2018 M02 23
Good Kid — 2012
L’un des tout meilleurs titres du premier album de Kendrick, Good Kid, est bourré de messages cachés. L’un d’eux se trouve dans cette phrase : « What am I supposed to do when the topic is red or blue ? » Le rappeur fait en fait référence aux Crips et aux Bloods, les deux gangs majeurs de Los Angeles, qui alternent entre trêves et guerres ouvertes depuis le début des années 1970. Le rouge est la couleur des Bloods, le bleu celle des Crips. Le « good kid », le « bon garçon », qui grandit dans cet environnement violent, est le leitmotiv de l’album « Good Kid M.A.A.D. City ».

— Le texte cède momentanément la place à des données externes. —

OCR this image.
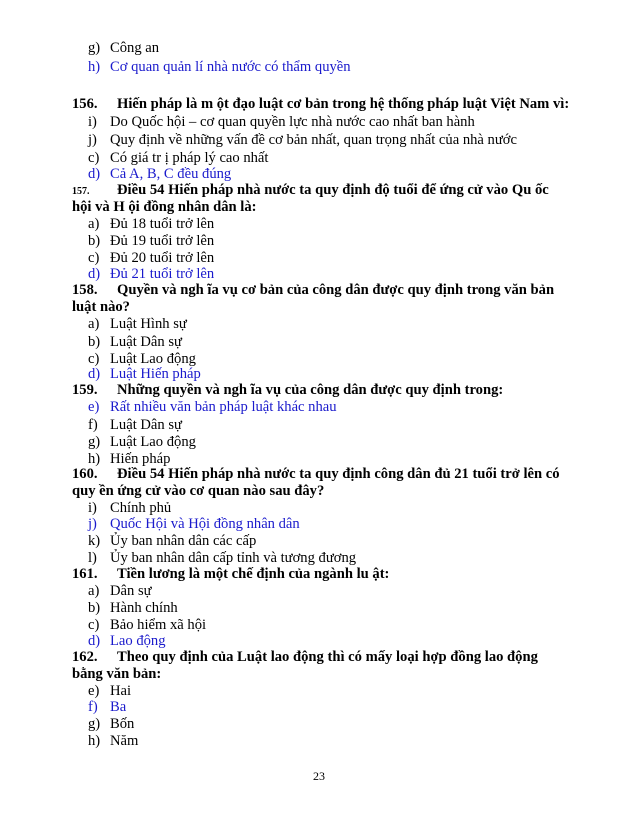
g) Công an
h) Cơ quan quản lí nhà nước có thẩm quyền
156. Hiến pháp là m ột đạo luật cơ bản trong hệ thống pháp luật Việt Nam vì:
i) Do Quốc hội – cơ quan quyền lực nhà nước cao nhất ban hành
j) Quy định về những vấn đề cơ bản nhất, quan trọng nhất của nhà nước
c) Có giá tr ị pháp lý cao nhất
d) Cả A, B, C đều đúng
157. Điều 54 Hiến pháp nhà nước ta quy định độ tuổi để ứng cử vào Qu ốc
hội và H ội đồng nhân dân là:
a) Đủ 18 tuổi trở lên
b) Đủ 19 tuổi trở lên
c) Đủ 20 tuổi trở lên
d) Đủ 21 tuổi trở lên
158. Quyền và ngh ĩa vụ cơ bản của công dân được quy định trong văn bản
luật nào?
a) Luật Hình sự
b) Luật Dân sự
c) Luật Lao động
d) Luật Hiến pháp
159. Những quyền và ngh ĩa vụ của công dân được quy định trong:
e) Rất nhiều văn bản pháp luật khác nhau
f) Luật Dân sự
g) Luật Lao động
h) Hiến pháp
160. Điều 54 Hiến pháp nhà nước ta quy định công dân đủ 21 tuổi trở lên có
quy ền ứng cử vào cơ quan nào sau đây?
i) Chính phủ
j) Quốc Hội và Hội đồng nhân dân
k) Ủy ban nhân dân các cấp
l) Ủy ban nhân dân cấp tỉnh và tương đương
161. Tiền lương là một chế định của ngành lu ật:
a) Dân sự
b) Hành chính
c) Bảo hiểm xã hội
d) Lao động
162. Theo quy định của Luật lao động thì có mấy loại hợp đồng lao động
bằng văn bản:
e) Hai
f) Ba
g) Bốn
h) Năm
23
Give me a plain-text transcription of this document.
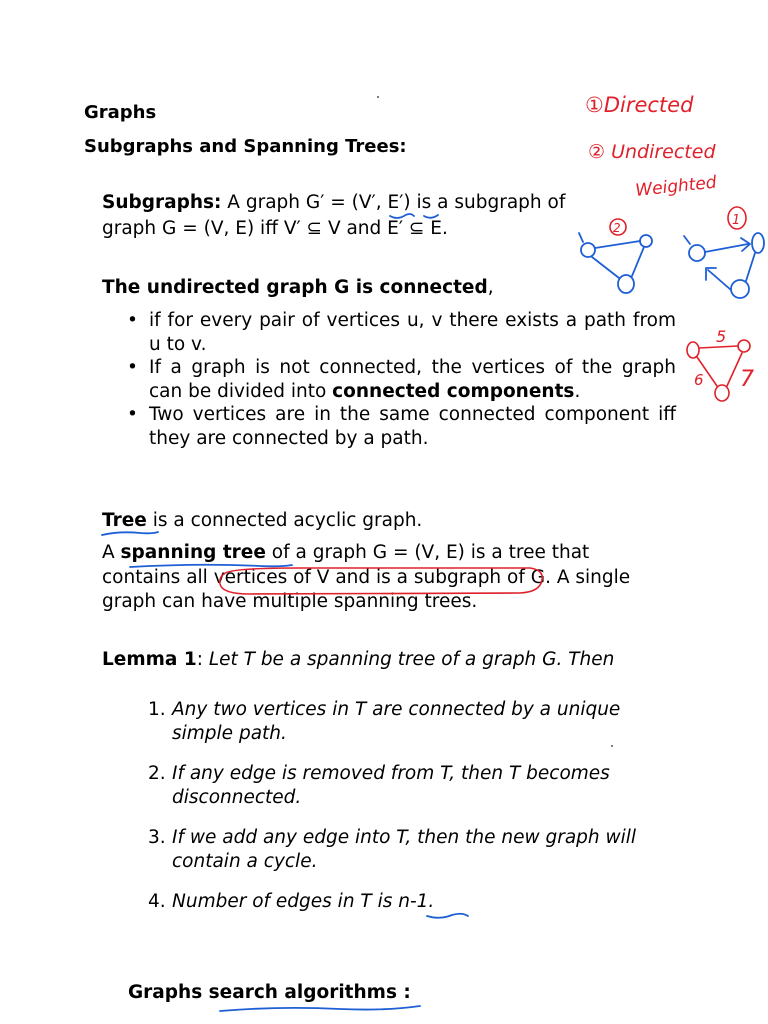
Graphs
Subgraphs and Spanning Trees:
Subgraphs: A graph G′ = (V′, E′) is a subgraph of
graph G = (V, E) iff V′ ⊆ V and E′ ⊆ E.
The undirected graph G is connected,
• if for every pair of vertices u, v there exists a path from u to v.
• If a graph is not connected, the vertices of the graph can be divided into connected components.
• Two vertices are in the same connected component iff they are connected by a path.
Tree is a connected acyclic graph.
A spanning tree of a graph G = (V, E) is a tree that
contains all vertices of V and is a subgraph of G. A single
graph can have multiple spanning trees.
Lemma 1: Let T be a spanning tree of a graph G. Then
1. Any two vertices in T are connected by a unique simple path.
2. If any edge is removed from T, then T becomes disconnected.
3. If we add any edge into T, then the new graph will contain a cycle.
4. Number of edges in T is n-1.
Graphs search algorithms :
①Directed
② Undirected
Weighted
2	1
5
6 7
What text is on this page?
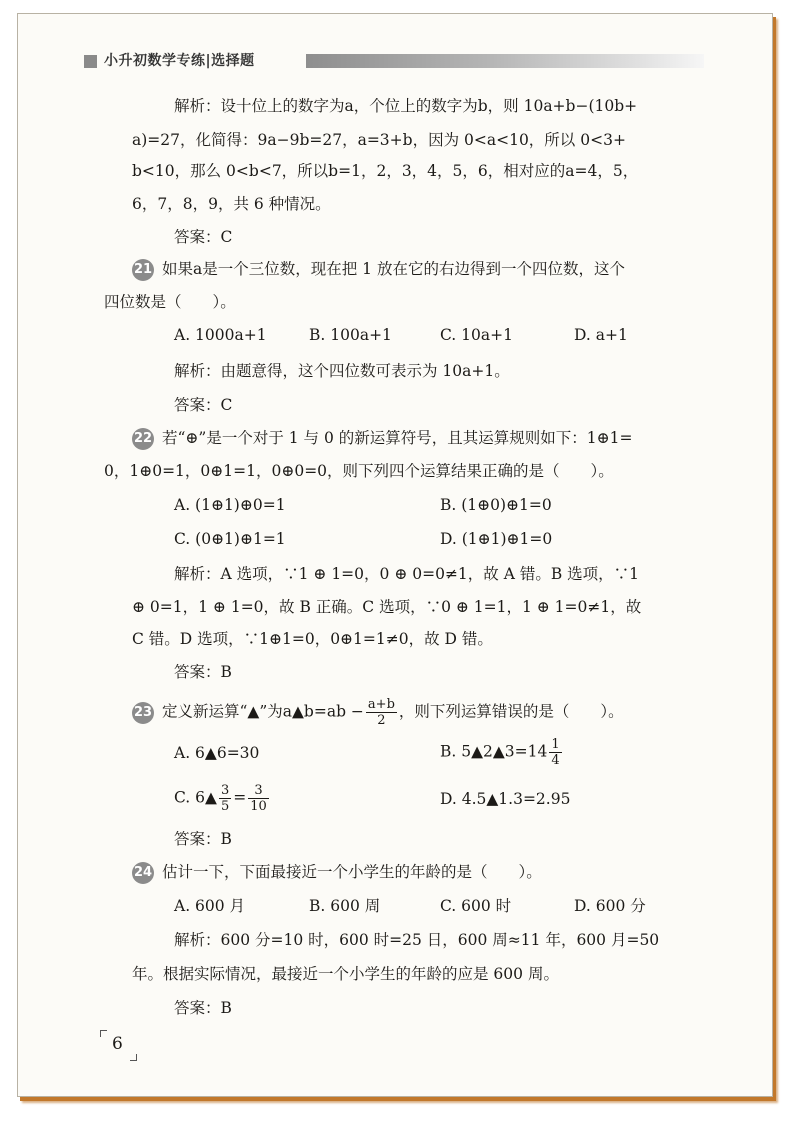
小升初数学专练|选择题
解析：设十位上的数字为a，个位上的数字为b，则 10a+b−(10b+
a)=27，化简得：9a−9b=27，a=3+b，因为 0<a<10，所以 0<3+
b<10，那么 0<b<7，所以b=1，2，3，4，5，6，相对应的a=4，5，
6，7，8，9，共 6 种情况。
答案：C
21 如果a是一个三位数，现在把 1 放在它的右边得到一个四位数，这个
四位数是（　　）。
A. 1000a+1	B. 100a+1	C. 10a+1	D. a+1
解析：由题意得，这个四位数可表示为 10a+1。
答案：C
22 若“⊕”是一个对于 1 与 0 的新运算符号，且其运算规则如下：1⊕1=
0，1⊕0=1，0⊕1=1，0⊕0=0，则下列四个运算结果正确的是（　　）。
A. (1⊕1)⊕0=1	B. (1⊕0)⊕1=0
C. (0⊕1)⊕1=1	D. (1⊕1)⊕1=0
解析：A 选项，∵1 ⊕ 1=0，0 ⊕ 0=0≠1，故 A 错。B 选项，∵1
⊕ 0=1，1 ⊕ 1=0，故 B 正确。C 选项，∵0 ⊕ 1=1，1 ⊕ 1=0≠1，故
C 错。D 选项，∵1⊕1=0，0⊕1=1≠0，故 D 错。
答案：B
23 定义新运算“▲”为a▲b=ab − $\frac{a+b}{2}$ ，则下列运算错误的是（　　）。
A. 6▲6=30	B. 5▲2▲3=14 $\frac{1}{4}$
C. 6▲ $\frac{3}{5} = \frac{3}{10}$	D. 4.5▲1.3=2.95
答案：B
24 估计一下，下面最接近一个小学生的年龄的是（　　）。
A. 600 月	B. 600 周	C. 600 时	D. 600 分
解析：600 分=10 时，600 时=25 日，600 周≈11 年，600 月=50
年。根据实际情况，最接近一个小学生的年龄的应是 600 周。
答案：B
6
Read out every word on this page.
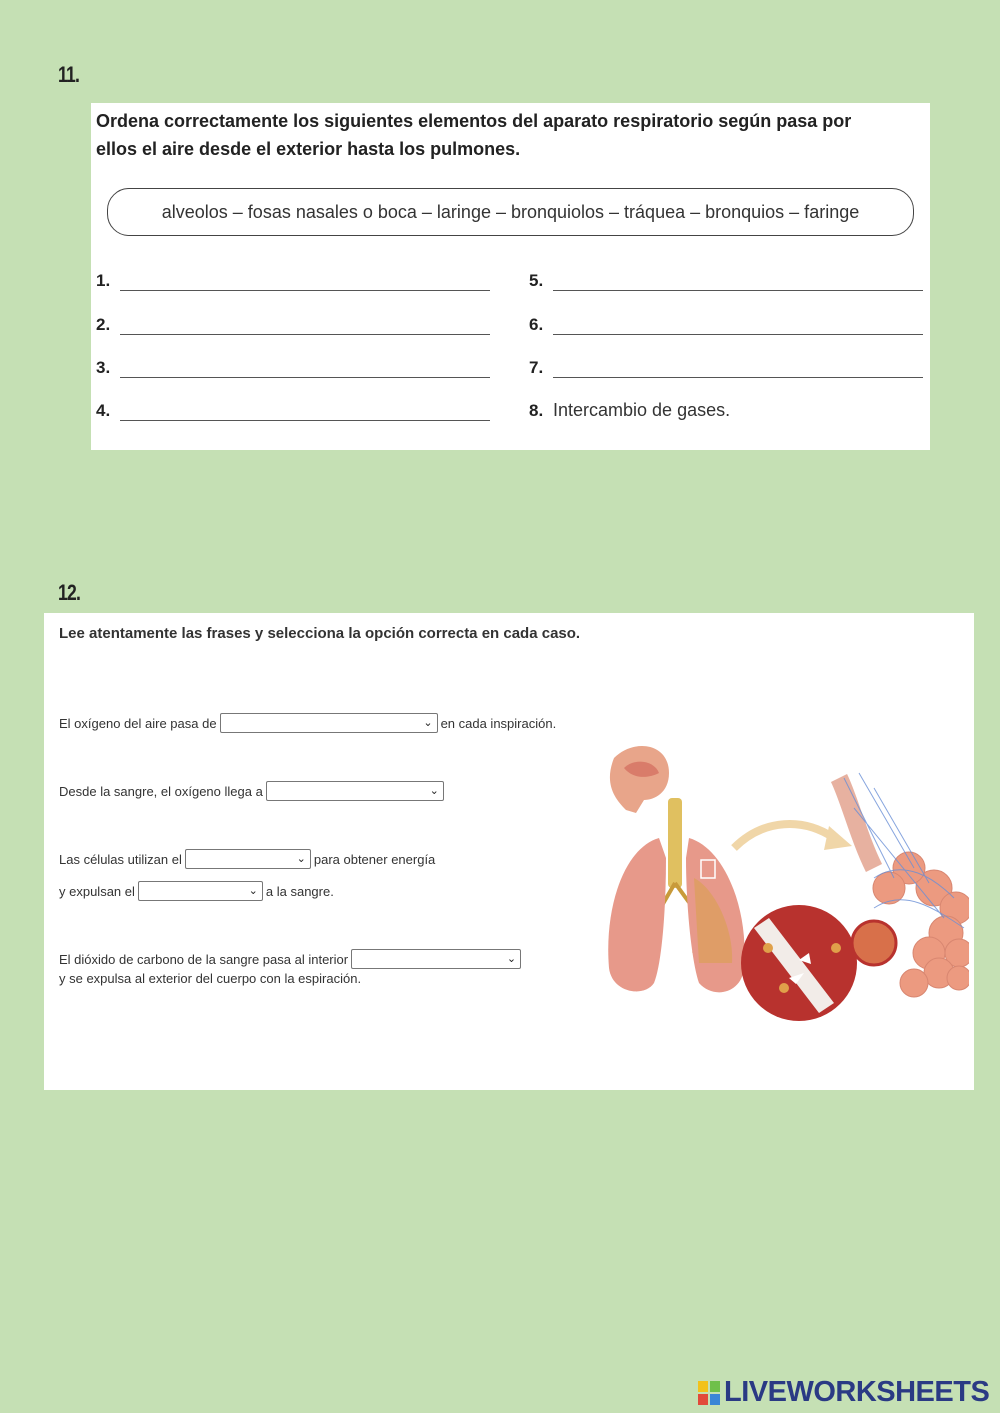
11.
Ordena correctamente los siguientes elementos del aparato respiratorio según pasa por ellos el aire desde el exterior hasta los pulmones.
alveolos – fosas nasales o boca – laringe – bronquiolos – tráquea – bronquios – faringe
1.
2.
3.
4.
5.
6.
7.
8. Intercambio de gases.
12.
Lee atentamente las frases y selecciona la opción correcta en cada caso.
El oxígeno del aire pasa de	⌄ en cada inspiración.
Desde la sangre, el oxígeno llega a	⌄
Las células utilizan el	⌄ para obtener energía
y expulsan el	⌄ a la sangre.
El dióxido de carbono de la sangre pasa al interior	⌄
y se expulsa al exterior del cuerpo con la espiración.
LIVEWORKSHEETS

Poetic Justice feat Drake — 2012
Poetic Justice est clairement l’un des textes les plus complexes de Kendrick Lamar. Le début du morceau commence avec l’éloge de l’amour physique, explicite, mais plus on avance dans les paroles, plus cet éloge est flou. En fait, Kendrick se laisse ici aller à une réflexion qui le mène de l’amour à la remise en question de son art, de sa musique, de son rap… « Every time I write these words they become a taboo. » Longtemps, ce sens caché n’a pas mobilisé l’intérêt des fans, en raison de la qualité extrême du couplet de Drake, qui a un peu occulté les pérégrinations de Kendrick.
King Kunta — 2015
Les auditeurs assidus de rap ont très certainement déjà décelé des clins d’œil à Kunta Kinte chez le Ministère A.M.E.R., Big Sean, Busta Rhymes, Sefyu, Missy Elliott, IAM… Il s’agit en fait du personnage d’un livre. Kunta Kinte est un esclave vivant en 1767 dans l’ouvrage de l’écrivain Alex Haley : Roots. Le livre raconte sa vie, puis celle de ses descendants, et traite, au-delà de l’aspect romanesque, de la lutte contre le déterminisme social et de la condition des Noirs dans l’histoire des États-Unis. Devenu un symbole d’émancipation, Kunta Kinte a été très largement cité en référence dans le rap au fil des ans. King Kunta de Lamar reste très certainement, entre les lignes, l’exemple le plus virulent.
YAH. — 2017
Le rapport entre Kendrick Lamar et la religion fait l’objet de très nombreuses analyses de fans. Même s’il revendique n’être que « très peu concerné par Dieu », il a tout de même écrit plusieurs morceaux y faisant référence, comme YAH.. Le titre de la chanson, d’abord, est un hommage à Yahveh, le dieu des enfants d’Israël. Dès le premier couplet, il parle de ses doutes (« I got so many theories and suspicions »), de sa condition de jeune Noir originaire de Compton (« I’m diagnosed with real nigga condition »), ce qui le pousse à pécher (« Keep the family close, get money, fuck bitches »). Dans le refrain, il dit : « Buzzin, radar is buzzin… Yah yah, yah yah », comme si ce radar s’allumait à l’évocation de ces péchés (« Buzzin… »), et comme s’il appelait Dieu pour l’en extirper.
XXX. — 2017
Dans le premier couplet de XXX., autre morceau tiré de « DAMN. », Kendrick reçoit l’appel d’un ami qui lui annonce le décès de son fils. Le rappeur est censé prier pour lui et lui remonter le moral, mais sa réponse est la suivante: « Si quelqu’un tuait mon fils cela voudrait dire que quelqu’un devrait mourir. » Dans cet album, porté par des titres comme HUMBLE. ou LOYALTY., cela contraste fortement avec les thèmes de paix, d’humilité et d’appels à la raison qui rythment la tracklist. Il conclut en disant : « Il n’y a pas de black power quand ton enfant est tué par un lâche. » C’est le moment où Kendrick laisse parler la part instinctive de son combat et de sa personne.